Vivion Daly, who died in St Luke's Hospital on November 15th, was the most successful driver racing in Ireland over the last 20 years.
Daly dominated the ultra-competitive Formula Ford 1600 Championships throughout the 1980s, winning all the major titles and races including the unique FF 1600 Dun Laoghaire Grand Prix in 1987. In the 1990s he moved into the senior Formula Opel category, winning the championship and winning races up to last year.
Vivion chose quite a different career path to his older brother, Derek, who left Ireland early to pursue international fame.
Vivion focused instead on the Irish national championships, although he was a considered as good as the world's best when he opted to drive events such as the Formula Ford Festival at Brand's Hatch or Opel Lotus World Cup events.
Vivion Daly was born in Dundrum and attended school locally and in Terenure College.
He started his racing in karts before switching to saloons - a Fiat 128 3P - in 1980 and Formula Ford in 1981. He won the Sexton trophy, the most coveted award in Irish motorsport, in 1984 and again in 1986.
Stopping the "Daly Express" was item number one on the agenda of every aspiring Irish Grand Prix driver of the 1980s. It was no easy task.
I988 was a virtuoso season for Daly. He won eight times, as against a single victory for his closest rival.
A classic Phoenix Park victory and a tremendous Leinster TV meeting clash with a host of young Turks were the star events of a vintage season. He was dominant to a degree rarely seen before or since.
Daly was the only truly professional racing driver in Ireland at that time. He did five FF1600 races in England in 1988, finishing in the top eight on every occasion. For many he was the sensation of the 1988 Formula Ford Festival until he went out in the semi-final.
Even that busy schedule wasn't enough as he managed to get a race in the bigger Opel Lotus cars and finished an excellent fourth on his debut.
The Irish Motorsport Annual in 1988 described him as the "Yardstick".

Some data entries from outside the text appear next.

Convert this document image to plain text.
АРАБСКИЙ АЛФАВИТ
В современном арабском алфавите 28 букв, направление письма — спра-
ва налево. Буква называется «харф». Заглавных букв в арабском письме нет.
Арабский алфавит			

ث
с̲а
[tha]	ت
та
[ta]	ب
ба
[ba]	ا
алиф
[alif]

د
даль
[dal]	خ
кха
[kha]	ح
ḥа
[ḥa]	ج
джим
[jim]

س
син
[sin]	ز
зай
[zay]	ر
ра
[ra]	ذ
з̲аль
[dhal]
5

Daly brought a new professionalism to Irish motorsport. He retained loyal sponsors such at Abrakebabra, 2FM, Sales Placements, Sachs, the Star and others for many years.
He coupled these attributes with a strong family ethos. His wife Carmel, and children Barry, Nicci, Naosie, and Ellen, were his most fervent supporters at race meetings up and down the country.
Technically he was peerless. He had the most complete understanding of his cars and tested assiduously until his machine was honed to perfection
Vivion Daly worked hard behind the scenes to improve Irish motorsport. As a past master with sponsors, he used his skills to get companies to back events and series as well as individual cars.
Vivion brought the same knowledge, tenacity, fairness and professionalism to his own motor business, which he built up very successfully.
The high esteem in which he was held by the motorsport fraternity was attested to his funeral.
The church in Sandyford was packed to totality with a huge overflow crowd outside.
Speakers at his funeral Mass, P.J. Fallon and Derek Daly, eloquently captured the bravery and tenacity with which Vivion fought his great track battles and his final battle against cancer.
Irish motorpsort has lost a great champion, at the young age of 48.